Staff at Anthropic list the following as protective factors, some historical and some ongoing:
Anthropic’s founding team consists of, specifically, people who formerly led safety and policy efforts at OpenAI, and (I am told) there’s been very low turnover since then. To the extent that Anthropic’s plan relies on the leadership being very committed to prioritizing alignment, this is evidence in that direction.
Anthropic’s corporate structure is set up to try to mitigate some of the incentives problems with being a for-profit company that takes investment (and thus has fiduciary duties, and social pressure, to focus on profitable projects.) They do take investment and have a board of stakeholders, and plan to introduce a structure to ensure mission continues to be prioritized over profit.
Anthropic tries to strongly filter new hires for culture fit and taking the potential risks of AI seriously (though at some point this may be in tension with growing the team, and it may already be.) This means that they can have a strong internal culture of prioritizing safety and flagging concerns.
Anthropic’s internal culture supports all of its staff in expressing and talking about their doubts, and questioning whether deploying an advanced system or publishing a particular paper might be harmful, and these doubts are taken seriously.
There’s an argument to be made that OpenAI was already intending to push capabilities development as fast as possible, and so adding a new competitor to the ecosystem wasn’t going to give them any additional motive to go faster in order to stay ahead. (Though there are separate concerns about second-order effects, like generally “raising awareness” about the potential economic value of state-of-the-art models, and increasing investor “hype” in AI labs in general.)
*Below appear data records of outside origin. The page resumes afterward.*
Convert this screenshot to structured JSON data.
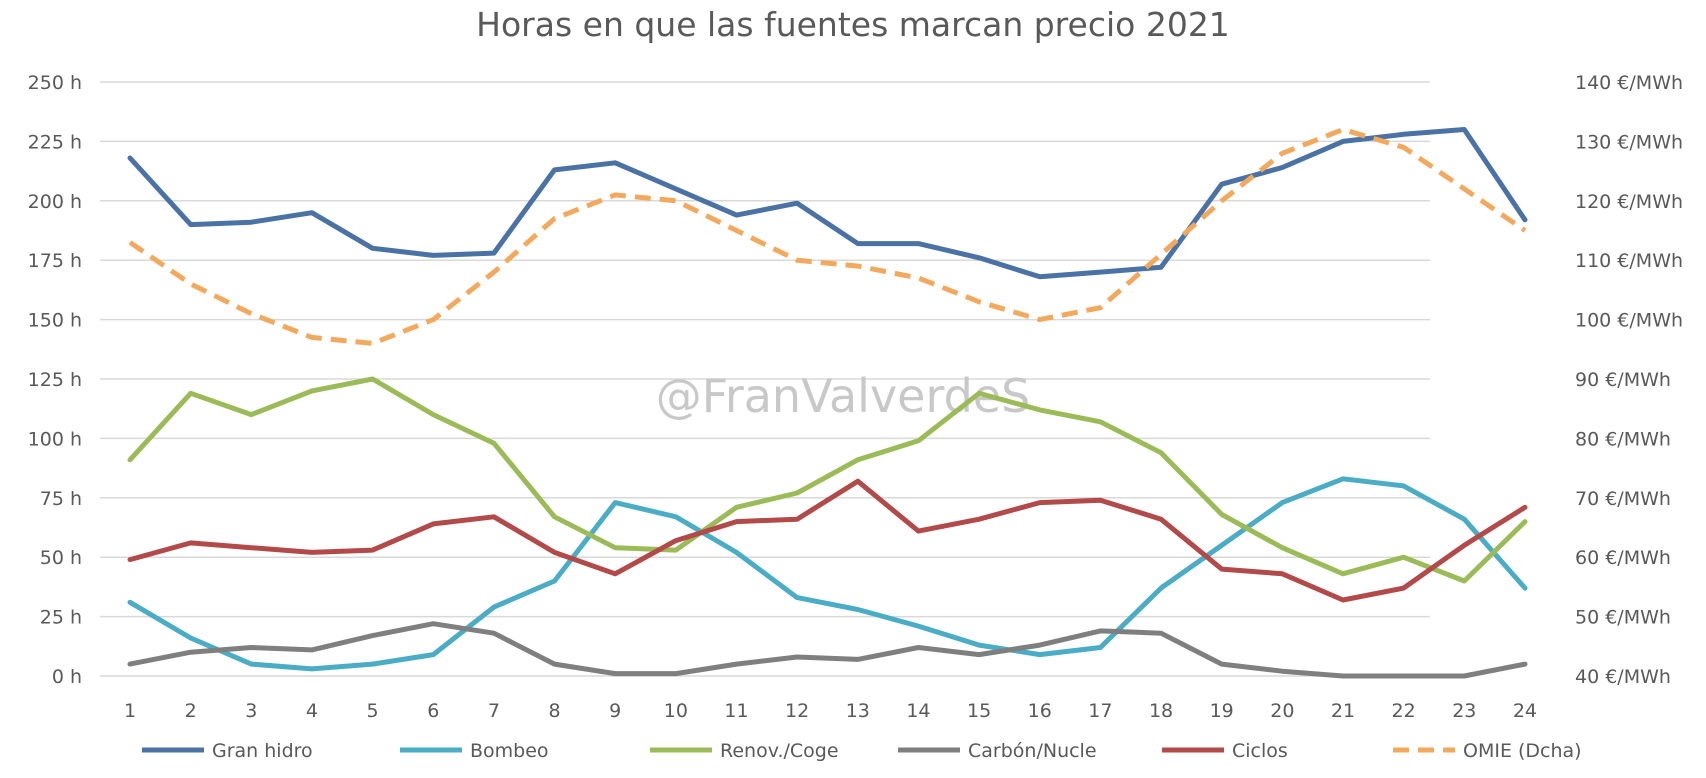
{
  "chart_data": {
    "type": "line",
    "title": "Horas en que las fuentes marcan precio 2021",
    "watermark": "@FranValverdeS",
    "categories": [
      "1",
      "2",
      "3",
      "4",
      "5",
      "6",
      "7",
      "8",
      "9",
      "10",
      "11",
      "12",
      "13",
      "14",
      "15",
      "16",
      "17",
      "18",
      "19",
      "20",
      "21",
      "22",
      "23",
      "24"
    ],
    "y_left": {
      "range": [
        0,
        250
      ],
      "ticks": [
        0,
        25,
        50,
        75,
        100,
        125,
        150,
        175,
        200,
        225,
        250
      ],
      "tick_labels": [
        "0 h",
        "25 h",
        "50 h",
        "75 h",
        "100 h",
        "125 h",
        "150 h",
        "175 h",
        "200 h",
        "225 h",
        "250 h"
      ]
    },
    "y_right": {
      "range": [
        40,
        140
      ],
      "ticks": [
        40,
        50,
        60,
        70,
        80,
        90,
        100,
        110,
        120,
        130,
        140
      ],
      "tick_labels": [
        "40 €/MWh",
        "50 €/MWh",
        "60 €/MWh",
        "70 €/MWh",
        "80 €/MWh",
        "90 €/MWh",
        "100 €/MWh",
        "110 €/MWh",
        "120 €/MWh",
        "130 €/MWh",
        "140 €/MWh"
      ]
    },
    "grid": true,
    "legend_position": "bottom",
    "series": [
      {
        "name": "Gran hidro",
        "axis": "left",
        "color": "#4a72a4",
        "dashed": false,
        "values": [
          218,
          190,
          191,
          195,
          180,
          177,
          178,
          213,
          216,
          205,
          194,
          199,
          182,
          182,
          176,
          168,
          170,
          172,
          207,
          214,
          225,
          228,
          230,
          192
        ]
      },
      {
        "name": "Bombeo",
        "axis": "left",
        "color": "#4bacc6",
        "dashed": false,
        "values": [
          31,
          16,
          5,
          3,
          5,
          9,
          29,
          40,
          73,
          67,
          52,
          33,
          28,
          21,
          13,
          9,
          12,
          37,
          55,
          73,
          83,
          80,
          66,
          37
        ]
      },
      {
        "name": "Renov./Coge",
        "axis": "left",
        "color": "#9bbb59",
        "dashed": false,
        "values": [
          91,
          119,
          110,
          120,
          125,
          110,
          98,
          67,
          54,
          53,
          71,
          77,
          91,
          99,
          119,
          112,
          107,
          94,
          68,
          54,
          43,
          50,
          40,
          65
        ]
      },
      {
        "name": "Carbón/Nucle",
        "axis": "left",
        "color": "#7f7f7f",
        "dashed": false,
        "values": [
          5,
          10,
          12,
          11,
          17,
          22,
          18,
          5,
          1,
          1,
          5,
          8,
          7,
          12,
          9,
          13,
          19,
          18,
          5,
          2,
          0,
          0,
          0,
          5
        ]
      },
      {
        "name": "Ciclos",
        "axis": "left",
        "color": "#b24a4a",
        "dashed": false,
        "values": [
          49,
          56,
          54,
          52,
          53,
          64,
          67,
          52,
          43,
          57,
          65,
          66,
          82,
          61,
          66,
          73,
          74,
          66,
          45,
          43,
          32,
          37,
          55,
          71
        ]
      },
      {
        "name": "OMIE (Dcha)",
        "axis": "right",
        "color": "#f2a95e",
        "dashed": true,
        "values": [
          113,
          106,
          101,
          97,
          96,
          100,
          108,
          117,
          121,
          120,
          115,
          110,
          109,
          107,
          103,
          100,
          102,
          111,
          120,
          128,
          132,
          129,
          122,
          115
        ]
      }
    ]
  }
}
While I don’t think anyone is ignoring the importance of second-order effects, there’s an argument that the first-order effect of Anthropic “competing” with OpenAI is that they might draw away investors and customers who would otherwise have funded OpenAI.
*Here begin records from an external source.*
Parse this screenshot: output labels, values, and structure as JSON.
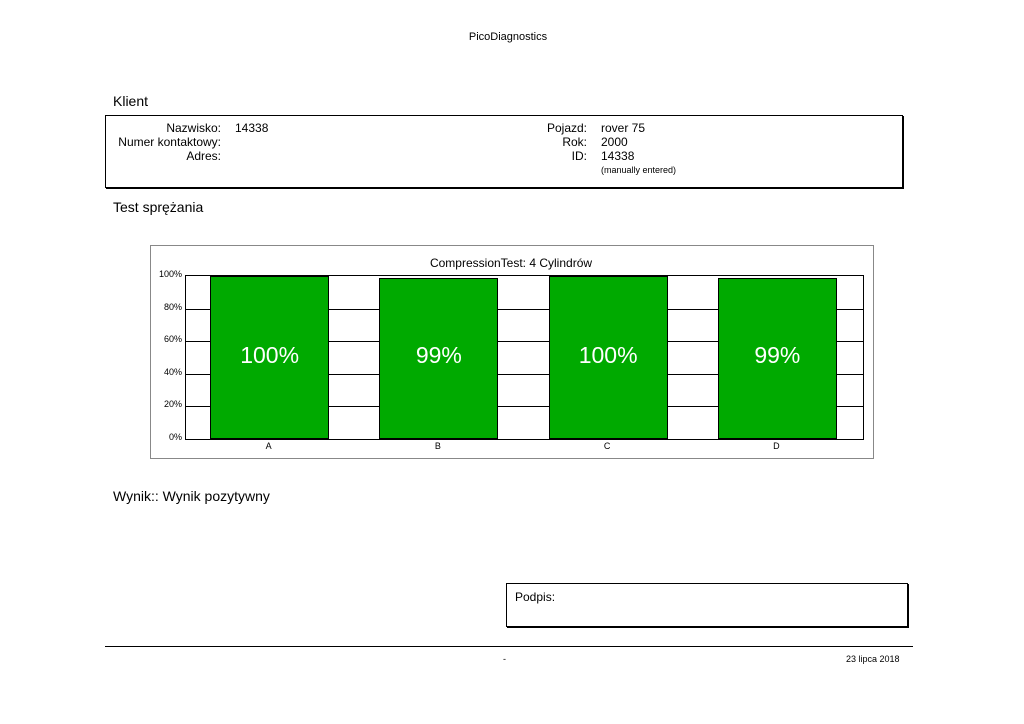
{
  "header": {
    "title": "PicoDiagnostics"
  },
  "client": {
    "section_title": "Klient",
    "surname_label": "Nazwisko:",
    "surname_value": "14338",
    "contact_label": "Numer kontaktowy:",
    "address_label": "Adres:",
    "vehicle_label": "Pojazd:",
    "vehicle_value": "rover 75",
    "year_label": "Rok:",
    "year_value": "2000",
    "id_label": "ID:",
    "id_value": "14338",
    "id_note": "(manually entered)"
  },
  "test": {
    "section_title": "Test sprężania"
  },
  "chart_data": {
    "type": "bar",
    "title": "CompressionTest: 4 Cylindrów",
    "categories": [
      "A",
      "B",
      "C",
      "D"
    ],
    "values": [
      100,
      99,
      100,
      99
    ],
    "data_labels": [
      "100%",
      "99%",
      "100%",
      "99%"
    ],
    "yticks": [
      "0%",
      "20%",
      "40%",
      "60%",
      "80%",
      "100%"
    ],
    "ylim": [
      0,
      100
    ],
    "bar_color": "#00aa00",
    "grid": true
  },
  "result": {
    "text": "Wynik:: Wynik pozytywny"
  },
  "signature": {
    "label": "Podpis:"
  },
  "footer": {
    "center": "-",
    "date": "23 lipca 2018"
  }
}
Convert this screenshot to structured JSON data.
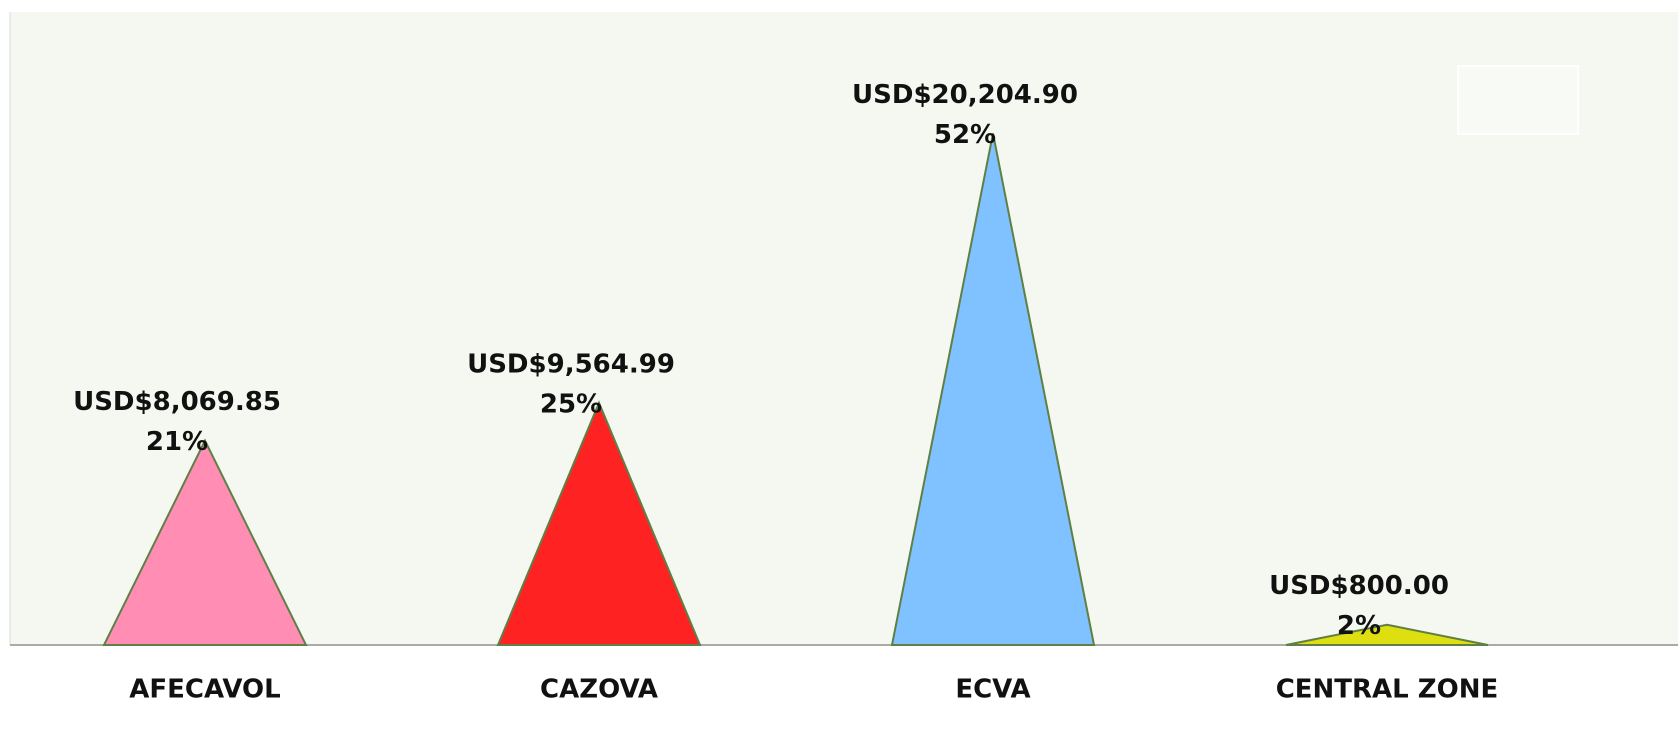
{
  "chart_data": {
    "type": "peak",
    "categories": [
      "AFECAVOL",
      "CAZOVA",
      "ECVA",
      "CENTRAL ZONE"
    ],
    "values": [
      8069.85,
      9564.99,
      20204.9,
      800.0
    ],
    "value_labels": [
      "USD$8,069.85",
      "USD$9,564.99",
      "USD$20,204.90",
      "USD$800.00"
    ],
    "share_labels": [
      "21%",
      "25%",
      "52%",
      "2%"
    ],
    "colors": [
      "#ff8db4",
      "#ff2222",
      "#80c1ff",
      "#dede10"
    ],
    "ylim": [
      0,
      25000
    ]
  }
}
In this post I’ve done my best to neutrally report the information I have about Anthropic’s strategy, reasoning, and structure as relayed to me by staff and others who were kind enough to talk to me, and tried to avoid injecting my own worldview.
In my upcoming post (“Personal musings on Anthropic and incentives”), I intend to talk less neutrally about my reactions to the above and how it plays into my personal decision-making.
Note: I believe Anthropic thinks that large-scale, state-of-the-art models are necessary for their current work on constitutional AI and using AI-based reinforcement learning to train LMMs to be “helpful, harmless, and honest”, and that while some initial progress can be made on their mechanistic interpretability transformers work using smaller models, they also believe this will need to be scaled up in future to get the full value.
I am told that Anthropic has had three doublings of headcount in two years, which is closer to 3x year-over-year growth, and may stay at more like 2x year-over-year, and that this is nothing like OpenAI’s early growth rate of 8x (where purportedly no filtering for cultural fit/alignment interest was applied).